- Fed's decision to hold rates provides risk-on sentiment: RBL
- Sovereign bonds gain as DBS, Kotak Securities see India easing
India’s rupee climbed the most since September 2013 on speculation demand for the nation’s assets will pick up after the Federal Reserve refrained from raising interest rates.
Ten-year sovereign bonds completed their biggest advance since Aug. 25 as economists at DBS Bank Ltd. and Kotak Securities Ltd. said the Fed’s decision paves way for the Reserve Bank of India to cut borrowing costs for a fourth time this year. An emerging-market selloff sparked by last month’s shock devaluation of the Chinese yuan and bets the U.S. central bank would tighten policy at its Sept. 16-17 meeting saw global funds dump a net $3 billion of Indian shares since end-July, data compiled by Bloomberg show.
The rupee climbed 1.2 percent to 65.6750 a dollar in Mumbai Friday, the strongest level since Aug. 20, according to prices from local banks compiled by Bloomberg. Friday’s rally took the currency’s weekly advance to 1.3 percent, the most since January.
“The Fed outcome has provided risk-on sentiment for local equities and the rupee,” said Rohan Lasrado, Mumbai-based head of foreign-exchange trading at RBL Bank Ltd. “It clearly shows that the Fed is also watching other markets before taking a decision on its policy.”
The S&P BSE Sensex climbed to a three-week high Friday.
Officials are watching developments in China and emerging markets, Fed Chair Janet Yellen said Thursday as she heeded calls from the World Bank and International Monetary Fund to avoid destabilizing global markets with the first U.S. rate increase in almost a decade. Higher U.S. rates reduce the allure of emerging-market assets.
The yield on Indian government notes due May 2025 dropped six basis points to 7.70 percent, according to prices from the central bank’s trading system, taking its decline for the week to seven basis points, the most since the period ended June 19.
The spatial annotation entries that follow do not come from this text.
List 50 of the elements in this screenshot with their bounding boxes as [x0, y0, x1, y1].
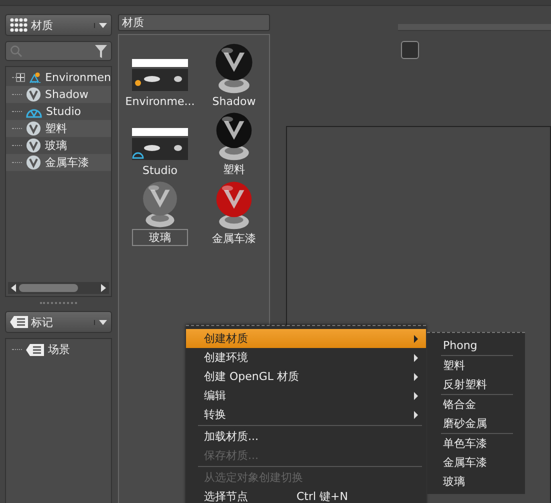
material-label[interactable]: Studio	[140, 164, 180, 177]
panel-title: 材质	[118, 14, 270, 31]
tree-item[interactable]: Studio	[46, 105, 82, 118]
dropdown-label: 标记	[31, 314, 54, 330]
library-dropdown[interactable]: 材质	[5, 14, 112, 36]
tag-icon	[26, 344, 44, 356]
menu-item[interactable]: 磨砂金属	[441, 414, 525, 433]
menu-item[interactable]: Phong	[441, 336, 525, 355]
tag-icon	[10, 316, 28, 328]
tree-item[interactable]: 玻璃	[45, 138, 67, 153]
environment-icon	[28, 70, 42, 85]
tree-item[interactable]: 塑料	[45, 121, 67, 136]
expand-toggle[interactable]	[16, 73, 25, 82]
scroll-left-icon[interactable]	[11, 284, 16, 292]
material-label[interactable]: Environme...	[123, 95, 197, 108]
filter-icon[interactable]	[95, 44, 107, 58]
menu-item[interactable]: 创建 OpenGL 材质	[186, 367, 426, 386]
grid-icon	[10, 18, 28, 32]
caret-icon	[94, 320, 107, 324]
dropdown-label: 材质	[31, 18, 54, 32]
tags-dropdown[interactable]: 标记	[5, 311, 112, 333]
submenu-arrow-icon	[414, 372, 418, 380]
menu-item[interactable]: 编辑	[186, 386, 426, 405]
menu-item[interactable]: 铬合金	[441, 395, 525, 414]
swatch-button[interactable]	[401, 41, 419, 59]
tree-item[interactable]: 场景	[48, 342, 70, 357]
menu-item[interactable]: 玻璃	[441, 472, 525, 491]
material-label[interactable]: 玻璃	[132, 229, 188, 246]
menu-item[interactable]: 转换	[186, 405, 426, 424]
menu-item[interactable]: 金属车漆	[441, 453, 525, 472]
menu-item[interactable]: 塑料	[441, 356, 525, 375]
submenu-arrow-icon	[414, 392, 418, 400]
search-icon	[10, 45, 22, 57]
submenu-arrow-icon	[414, 354, 418, 362]
submenu-arrow-icon	[414, 334, 418, 342]
menu-item[interactable]: 反射塑料	[441, 375, 525, 394]
scroll-right-icon[interactable]	[101, 284, 106, 292]
menu-item[interactable]: 创建环境	[186, 348, 426, 367]
caret-icon	[94, 22, 107, 28]
menu-item[interactable]: 单色车漆	[441, 434, 525, 453]
material-label[interactable]: Shadow	[210, 95, 258, 108]
submenu-arrow-icon	[414, 410, 418, 418]
tree-item[interactable]: Environmen	[45, 71, 111, 84]
menu-item[interactable]: 选择节点 Ctrl 键+N	[186, 487, 426, 503]
material-label[interactable]: 金属车漆	[210, 231, 258, 246]
material-label[interactable]: 塑料	[221, 162, 247, 177]
menu-item[interactable]: 创建材质	[186, 329, 426, 348]
horizontal-scrollbar[interactable]	[8, 282, 109, 294]
search-field[interactable]	[5, 41, 112, 61]
menu-item[interactable]: 加载材质...	[186, 427, 426, 446]
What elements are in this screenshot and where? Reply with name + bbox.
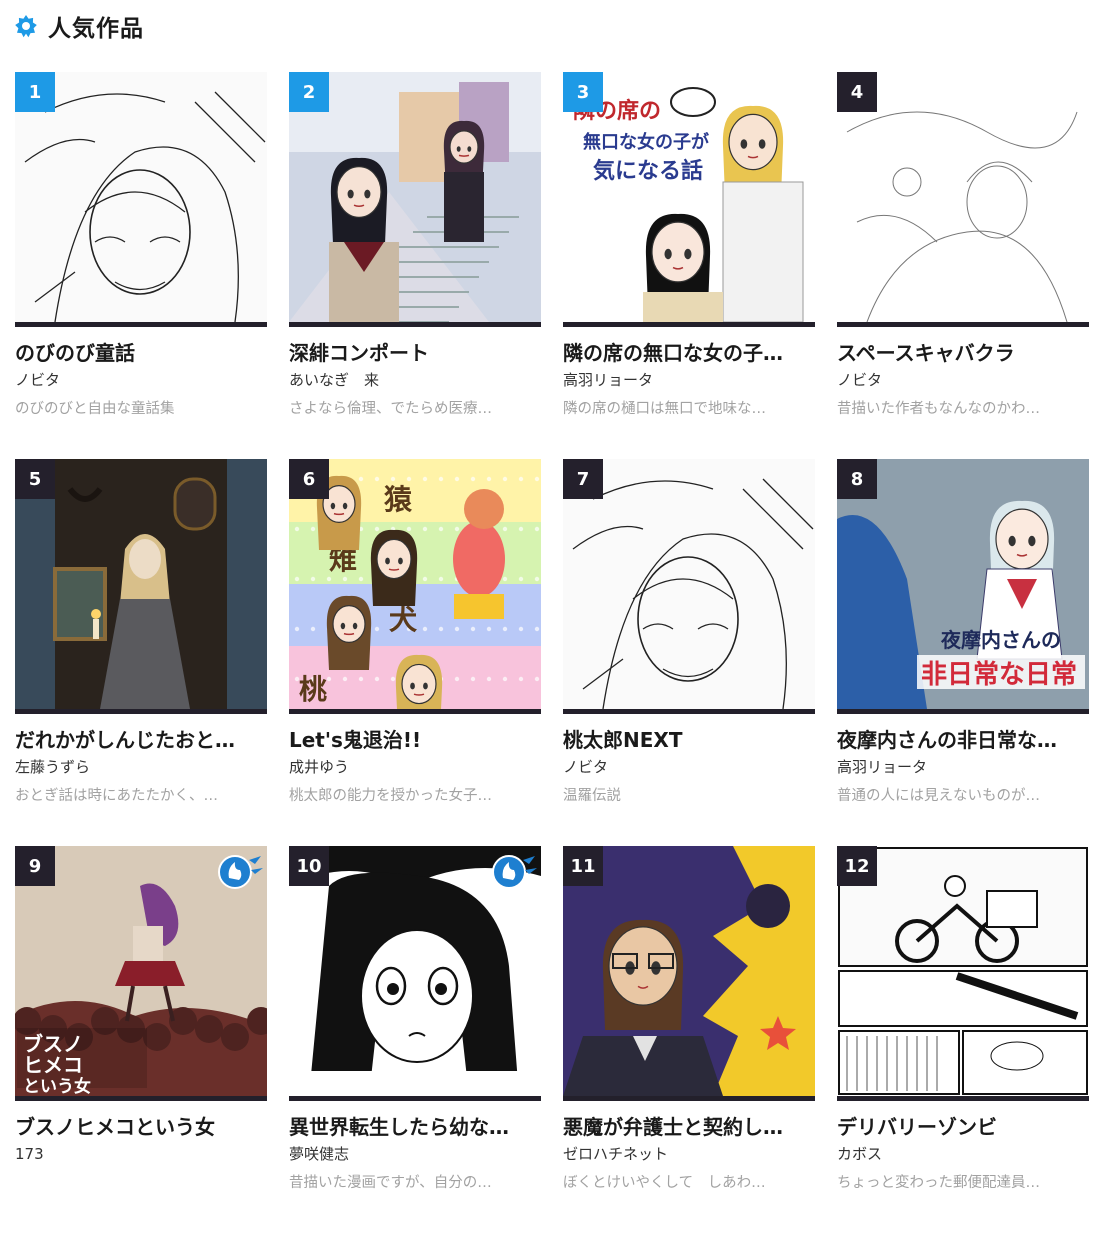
work-thumbnail[interactable]: 7 (563, 459, 815, 714)
work-description: 普通の人には見えないものが… (837, 788, 1040, 804)
work-description: 温羅伝説 (563, 788, 621, 804)
work-card[interactable]: 猿 雉 犬 桃 6 Let's鬼退治!! 成井ゆう 桃太郎の能力を授かった女子… (289, 459, 541, 846)
section-header: 人気作品 (14, 8, 144, 44)
work-description: のびのびと自由な童話集 (15, 401, 175, 417)
work-author[interactable]: 成井ゆう (289, 757, 541, 777)
work-thumbnail[interactable]: 夜摩内さんの 非日常な日常 8 (837, 459, 1089, 714)
work-description: ぼくとけいやくして しあわ… (563, 1175, 766, 1191)
work-card[interactable]: 12 デリバリーゾンビカボスちょっと変わった郵便配達員… (837, 846, 1089, 1233)
work-author[interactable]: ゼロハチネット (563, 1144, 815, 1164)
work-title[interactable]: ブスノヒメコという女 (15, 1115, 267, 1139)
svg-text:無口な女の子が: 無口な女の子が (583, 131, 709, 152)
rank-badge: 7 (563, 459, 603, 499)
work-card[interactable]: 2 深緋コンポートあいなぎ 来さよなら倫理、でたらめ医療… (289, 72, 541, 459)
work-title[interactable]: デリバリーゾンビ (837, 1115, 1089, 1139)
rank-badge: 9 (15, 846, 55, 886)
work-title[interactable]: 夜摩内さんの非日常な… (837, 728, 1089, 752)
work-card[interactable]: ブスノ ヒメコ という女 9 ブスノヒメコという女 173 (15, 846, 267, 1233)
work-title[interactable]: スペースキャバクラ (837, 341, 1089, 365)
flame-badge-icon (218, 855, 263, 889)
badge-icon (15, 15, 37, 38)
work-author[interactable]: あいなぎ 来 (289, 370, 541, 390)
work-author[interactable]: 173 (15, 1144, 267, 1164)
work-card[interactable]: 5 だれかがしんじたおと… 左藤うずらおとぎ話は時にあたたかく、… (15, 459, 267, 846)
work-author[interactable]: 高羽リョータ (837, 757, 1089, 777)
work-author[interactable]: カボス (837, 1144, 1089, 1164)
work-title[interactable]: 桃太郎NEXT (563, 728, 815, 752)
svg-text:ブスノ: ブスノ (23, 1032, 83, 1056)
work-thumbnail[interactable]: 2 (289, 72, 541, 327)
work-author[interactable]: ノビタ (563, 757, 815, 777)
work-author[interactable]: ノビタ (837, 370, 1089, 390)
work-description: おとぎ話は時にあたたかく、… (15, 788, 218, 804)
work-description: 隣の席の樋口は無口で地味な… (563, 401, 766, 417)
rank-badge: 1 (15, 72, 55, 112)
work-thumbnail[interactable]: 隣の席の 無口な女の子が 気になる話 3 (563, 72, 815, 327)
work-description: 昔描いた漫画ですが、自分の… (289, 1175, 492, 1191)
svg-text:ヒメコ: ヒメコ (23, 1055, 83, 1077)
work-title[interactable]: だれかがしんじたおと… (15, 728, 267, 752)
work-thumbnail[interactable]: 12 (837, 846, 1089, 1101)
work-title[interactable]: 深緋コンポート (289, 341, 541, 365)
svg-text:夜摩内さんの: 夜摩内さんの (940, 628, 1061, 652)
work-description: さよなら倫理、でたらめ医療… (289, 401, 492, 417)
svg-text:という女: という女 (23, 1076, 91, 1096)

India’s two main inflation gauges showed continued easing, according to separate reports this past Monday, creating room for RBI Governor Raghuram Rajan to cut the benchmark repurchase rate that he has already reduced by 75 basis points this year. The central bank next reviews policy on Sept. 29.
Consumer price inflation, the monetary authority’s benchmark, eased to 3.66 percent in August from a revised 3.69 percent -- below the RBI’s target of 6 percent by January for a 12th straight month. Wholesale prices fell 4.95 percent last month from a year earlier.
“With a temporary global relief rally expected post the more dovish-than-expected Fed policy, the RBI’s focus will revert to domestic factors,” Kotak Securities’ economists wrote in a report. “We continue to see CPI inflation undershooting the RBI’s 6 percent objective by about 50 basis points in January 2016. This, in conjunction with a dovish Fed, should pave the way for a 25 basis point repo-rate cut at the upcoming RBI meeting.”